Ellen Alida Rose (born June 17, 1843) was an American practical agriculturist and woman suffragist. She was one of the first and most active members of the Grange. Through Rose's efforts and the members of the National Grange Organization, the anti-option bill was passed. She was a prominent member of the Patrons of Industry and by her lectures and publications, did much to educate the farmers in the prominent reforms of the day, in which the advancement of women was one which always interested her. Rose was an active worker in the National Woman Suffrage Association, and in 1888, was appointed District President of that organization.

==Early years and education==
Ellen Alida Rudd was born in Champion, New York, June 17, 1843. She was the youngest daughter of John C. and Lumeda Fowler Rudd. She was of English descent. The district school, with a few terms in the village academy, furnished her education.

==Career==
On December 5, 1861, she married Alfred Rose. In 1862, they moved to Wisconsin, where her life was spent on a farm near Brodhead, Wisconsin. Associated with her husband in an equal partnership, she has lived and worked with him in a companionship which was seldom in that time as other marriages were founded on the idea of masculine supremacy. They had one child, a daughter, who became a well known artist In conjunction with her husband.
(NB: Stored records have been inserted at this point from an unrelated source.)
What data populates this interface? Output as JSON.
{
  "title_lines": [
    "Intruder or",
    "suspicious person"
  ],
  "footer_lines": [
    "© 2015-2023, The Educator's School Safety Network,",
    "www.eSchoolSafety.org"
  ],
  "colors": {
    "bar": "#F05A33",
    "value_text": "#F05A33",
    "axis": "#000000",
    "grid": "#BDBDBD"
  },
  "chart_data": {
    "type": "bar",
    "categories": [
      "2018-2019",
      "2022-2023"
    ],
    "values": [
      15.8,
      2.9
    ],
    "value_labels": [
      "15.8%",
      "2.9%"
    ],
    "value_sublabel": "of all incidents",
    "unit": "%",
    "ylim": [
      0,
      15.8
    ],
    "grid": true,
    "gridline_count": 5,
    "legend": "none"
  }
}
Rose oversaw all the work of the farm and took a part in all of it. She was a careful, conservative, successful farmer, and in her life, she vindicated woman's right to labor. She was also a reader, thinker and reformer. She took notes of every bill that passed the legislature, and watched every act of Congress. Her reform work was chiefly in connection with the Woman Suffrage Association, and in the ranks of the Labor party. She was an able speaker for both causes. As a farmer, she saw early on how the financial system disfavored the laboring classes, and was led to associate herself with those who were seeking the emancipation of labor. In 1873, near her home in Brodhead, she joined the National Grange, and for seventeen years, was an active member of that organization, holding many offices, among them county secretary and a member of the State committee on woman's work. As a result of her efforts, assisted by two or three other members, a Grange store was organized, which was in successful operation many years and saved many thousands of dollars for the farmers of Green County, Wisconsin. In 1888, when speculation in wheat produced hard times, Rose prepared and presented to her Grange the following resolutions:

Whereas, our boards of trade have become mere pool-rooms for the enrichment of their members, and whereas, by their manipulations of the markets they unsettle the values and nullify the law of supply and demand, so that producers do not receive legitimate prices for what they produce; and, whereas, by "cornering" the markets they are enabled to force up the prices of the necessaries of life, to the great distress and often starvation of the poor; therefore, resolved, that we demand immediate action by Congress, and the passage of such laws as shall forever prohibit gambling in the necessaries of life.

Those resolutions were unanimously adopted and forwarded through county and State Granges to the National Grange, where they were adopted and placed in the hands of the legislative committee of the Grange in Washington, D.C. where they were urged upon Congress with such force that the Anti-Option Bill in Congress was the result.

Rose became a prominent member of the Patrons of Industry, being one of the executive committee of the State association, and by lectures and publications, was educating the farmers in the prominent reforms of the day, including the advancement of women. From her earliest recollection, she was an advocate of woman suffrage, although she did not join any organization until 1886, when she became a member of the Wisconsin Woman's Suffrage Association and was instrumental in forming a local club, becoming its first president. In 1887, she assisted in organizing a county association and was appointed county organizer. In 1888, she was appointed district president.